From what I've read it's a lot more than three really bad dudes who were waterboarded. And beyond that, I've also read accounts of extreme interrogation techniques (such as sensory deprivation) used repeated times on innocent prisoners and very low level terror suspects.

This isn't about vilifying America if we did fuck up, but there does need to be accountability- and by that I don't mean accountability to the world but to us the people, whom the government is supposed to be serving. Yes, there is a fine line to be walked regarding classified information, but the truth is that the information we've gotten from Bush and now from Obama doesn't tell us a thing about the job they are doing to protect us and their competence as commander-in-chief.

11:03 PM  
Anonymous rose said...

I'm sympathetic towards the more pure libertarian economic stances, than the privacy/civil rights stuff.

But anyway, we're not getting a real discussion on the gitmo issue because the majority of dems who are loudest in denouncing, are simply opportunists. The majority are sell-outs like Joe Biden, who have made sure that they're on whatever side the public is on, even if that means morphing your views 16 times since 2003.

The reason I can respectfully disagree with libertarians is because they opposed all this in 2003 and they oppose it today.

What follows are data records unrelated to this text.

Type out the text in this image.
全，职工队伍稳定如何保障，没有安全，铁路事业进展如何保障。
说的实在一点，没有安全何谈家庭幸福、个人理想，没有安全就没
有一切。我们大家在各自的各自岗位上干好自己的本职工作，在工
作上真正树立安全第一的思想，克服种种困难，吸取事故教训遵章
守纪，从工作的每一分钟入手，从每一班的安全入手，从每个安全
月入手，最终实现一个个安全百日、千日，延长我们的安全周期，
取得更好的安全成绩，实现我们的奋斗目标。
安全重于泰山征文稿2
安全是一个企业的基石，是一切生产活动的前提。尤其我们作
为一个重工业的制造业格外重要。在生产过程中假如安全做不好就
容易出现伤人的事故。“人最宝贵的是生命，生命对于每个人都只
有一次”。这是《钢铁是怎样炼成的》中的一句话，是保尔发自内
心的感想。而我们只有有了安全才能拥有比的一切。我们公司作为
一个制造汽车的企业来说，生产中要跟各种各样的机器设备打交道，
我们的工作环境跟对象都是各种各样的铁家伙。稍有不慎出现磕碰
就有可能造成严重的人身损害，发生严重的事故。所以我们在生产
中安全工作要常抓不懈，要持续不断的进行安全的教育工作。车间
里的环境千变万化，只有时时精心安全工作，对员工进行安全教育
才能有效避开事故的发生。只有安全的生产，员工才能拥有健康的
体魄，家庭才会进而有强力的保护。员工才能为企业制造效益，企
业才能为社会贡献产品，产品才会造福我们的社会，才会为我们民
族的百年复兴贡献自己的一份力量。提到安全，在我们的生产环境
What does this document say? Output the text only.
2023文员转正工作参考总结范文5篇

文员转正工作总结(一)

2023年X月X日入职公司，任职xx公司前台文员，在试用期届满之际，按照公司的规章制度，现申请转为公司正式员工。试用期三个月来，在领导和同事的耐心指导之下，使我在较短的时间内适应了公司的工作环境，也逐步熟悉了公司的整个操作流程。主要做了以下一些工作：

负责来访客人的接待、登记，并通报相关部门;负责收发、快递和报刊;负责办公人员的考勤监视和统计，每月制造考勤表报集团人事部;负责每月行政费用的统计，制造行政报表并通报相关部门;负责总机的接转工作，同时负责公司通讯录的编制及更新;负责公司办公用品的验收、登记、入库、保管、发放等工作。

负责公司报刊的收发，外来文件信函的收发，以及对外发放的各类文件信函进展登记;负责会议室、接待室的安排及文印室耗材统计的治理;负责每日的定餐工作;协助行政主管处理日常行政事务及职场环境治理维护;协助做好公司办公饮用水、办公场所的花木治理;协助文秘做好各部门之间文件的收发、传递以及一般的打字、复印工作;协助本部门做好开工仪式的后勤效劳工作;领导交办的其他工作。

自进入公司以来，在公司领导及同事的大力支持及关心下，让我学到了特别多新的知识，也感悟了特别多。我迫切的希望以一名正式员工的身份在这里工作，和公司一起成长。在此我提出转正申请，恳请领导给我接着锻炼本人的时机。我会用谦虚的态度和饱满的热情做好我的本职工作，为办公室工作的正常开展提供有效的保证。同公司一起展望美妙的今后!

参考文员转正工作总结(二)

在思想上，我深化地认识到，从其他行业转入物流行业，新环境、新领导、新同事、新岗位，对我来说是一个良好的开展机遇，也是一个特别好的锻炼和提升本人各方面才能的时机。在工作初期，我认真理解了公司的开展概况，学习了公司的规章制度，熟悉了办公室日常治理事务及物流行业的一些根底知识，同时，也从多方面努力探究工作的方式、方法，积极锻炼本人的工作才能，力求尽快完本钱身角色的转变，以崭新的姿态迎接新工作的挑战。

I'm happy Dick Cheney is out there providing a counter-point, even if its unpopular. Maybe we could've used a principled counter-point in 2003 pre-Iraq, but the dems didn't offer one until it became popular to do so.

9:32 AM  
Blogger lonely libertarian said...

I initially supported Gitmo and defended most of the actions taken by the Bush administration in the initial stages of the war on terror in the months immediately following 9-11. I was glad that the administration didn't get bogged down in these moralistic policy debates and took strong decisive action. If you go back to my blog in 2005, I made the point that critics of Bush administration policy were offering no real alternatives of their own and the Bush policies, even if flawed, were preferable to no action at all.

But now we're approaching eight years since 9-11 and both the failures of the Bush administration and it's critics have grown more glaringly obvious. It's not enough to have one side argue "close Gitmo!" while the other argues against checks and balances and transparency.

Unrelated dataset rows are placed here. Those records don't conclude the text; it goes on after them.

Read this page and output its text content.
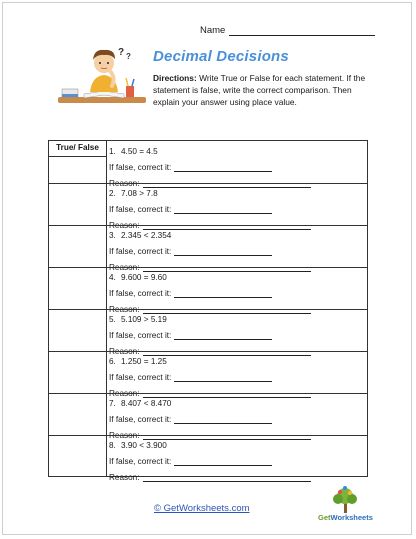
Name
? ? Decimal Decisions
Directions: Write True or False for each statement. If the statement is false, write the correct comparison. Then explain your answer using place value.
True/ False	1. 4.50 = 4.5
If false, correct it:
Reason:
2. 7.08 > 7.8
If false, correct it:
Reason:
3. 2.345 < 2.354
If false, correct it:
Reason:
4. 9.600 = 9.60
If false, correct it:
Reason:
5. 5.109 > 5.19
If false, correct it:
Reason:
6. 1.250 = 1.25
If false, correct it:
Reason:
7. 8.407 < 8.470
If false, correct it:
Reason:
8. 3.90 < 3.900
If false, correct it:
Reason:
© GetWorksheets.com
GetWorksheets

Not to get on my high horse, but the intellectual elite- liberals conservatives, and libertarians alike have all failed to offer an all-encompassing plan that effectively fights terrorism and protects the American people while maintaining liberty and preserving the values we hold dear. It's not easy and as I've said, our leadership has failed, albeit for different reasons. Bush and Cheney were pragmatic to a fault, acceptable enough in the short term, but flawed in the long term as they have little or no philosophical legs to stand on. Obama's been even worse, speaking out against the Bush-Cheney policies while continuing most of them. Obama had the opportunity to start anew and lay out a real moral framework for combating terror, but instead has chose to play words games in identifying terrorism and play politics in the closing of Gitmo.

10:31 AM  
Blogger McMc said...

"Not to get on my high horse, but the intellectual elite- liberals conservatives, and libertarians alike have all failed to offer an all-encompassing plan that effectively fights terrorism and protects the American people while maintaining liberty and preserving the values we hold dear."

I mean, is it even possible to do those things simultaneously. Terrorists or any criminals for that matter work outside the boundaries of the law and they try to maintain secrecy and tight knit groups. If there's a sleeper cell working on American soil to plot an attack, how can one legally or ethically know without that group making a mistake?